Overlooked aspects of character and theme
Whilst bearing the overwhelming importance of world inconsistency in mind we will now turn our attention to characters and their portrayal. A good fiction writer must be a good actor, his characters must not all be but mere extensions of his own idiosyncrasies, if so the characters will assume a kind of bland and unconvincing uniformity, becoming not separate entities, but rather, component parts of one overbearing hive mind with a totalizing consistency of thought. Characters should all have their own inner lives unless you have a reason within the story to portray them “flatly.” For example, you might wish to portray a nameless “random henchman” type character in a comedy tale to parody action genre-convention, with its seemingly endless host of utterly incompetent and drone-like shock-troopers who are curiously never daunted by the fact that their masters continuously send them up against foes girded by the indomitable power of plot-armor.

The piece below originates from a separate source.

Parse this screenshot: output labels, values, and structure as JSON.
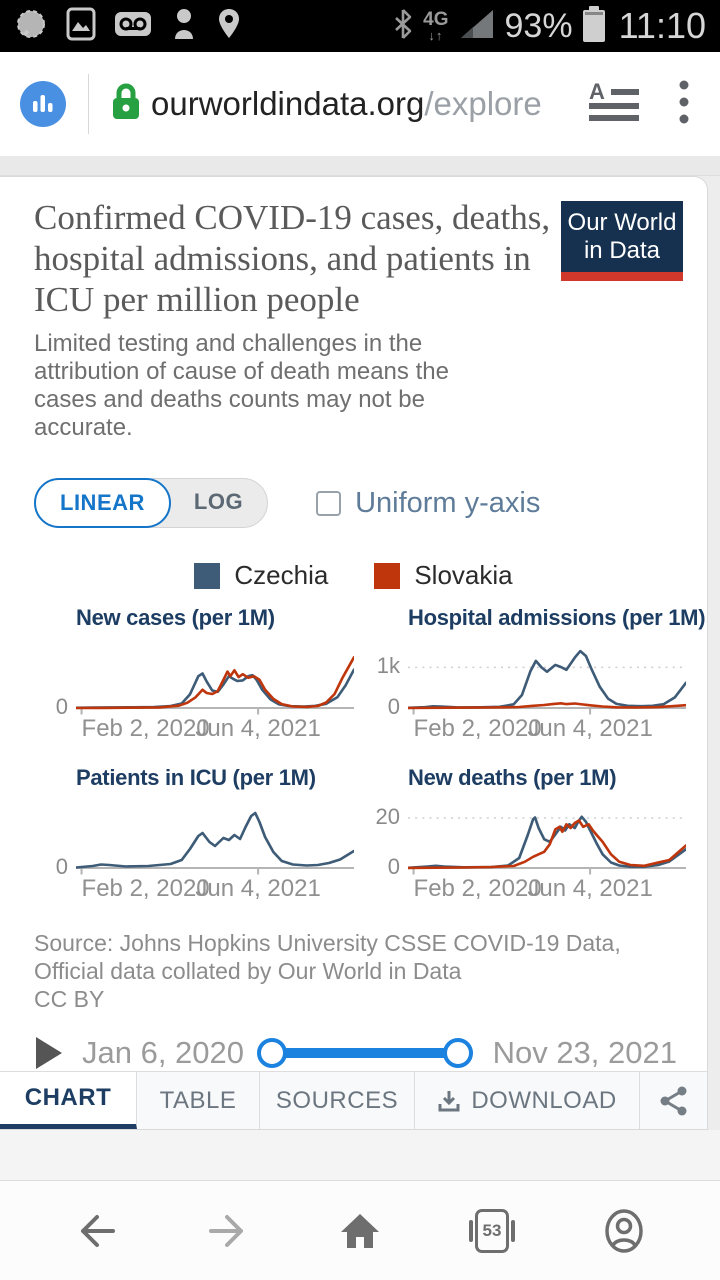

Two good examples to compare and contrast for the purposes of elucidating “well rounded” characters and “flat characters” can be found in Ayn Rand’s The Fountainhead and Atlas Shrugged respectively. In The Fountainhead all of the principal characters (and even most of the minor characters) are distinctive, both in terms of their thoughts, words and deeds whereas in Atlas Shrugged nearly all of the principal heroes are facsimiles of John Galt (with the sole exception of Dagny Taggart) and all of the principal villains are echoes of James Taggart (with the sole exception of Dr. Robert Stadler). A repetition of a certain character type is problematic because it necessitates a repetition of theme. In the case of Atlas Shrugged it is established that John Galt believes that a kind of enlightened selfishness is not only good, but the highest moral good. Since nearly all of his compatriots in the novel speak, act and think exactly like him (to the point of being indistinguishable upon the page without moniker) one knows precisely what they’re going to say and what they are going to do. Furthermore, this tendency breeds a (often unintentional) preachiness which is both extraneous and irksome; there is, after all, only so many times and ways one can repeat “selfishness is the highest good” before the reader is inclined to inwardly shout, “By the underbelly of Apophis, I get it already!”
If your purpose, in writing any particular story or portion thereof, is to convince your audience of something, it were better that you restrain from incessantly beating them over the head with your ideas, as that is about the least convincing thing you could do. Furthermore, regardless of your purpose, the aforementioned type of character repetition (and thus, theme repetition) breeds stilted and unbelievable characters who will utterly bore all as the reader has already met them a dozen or more times before! As with films, there are some books that are so profoundly bad they’re good precisely because they’re so humorously bad, but whoever heard of a book so boring that one simply must read it?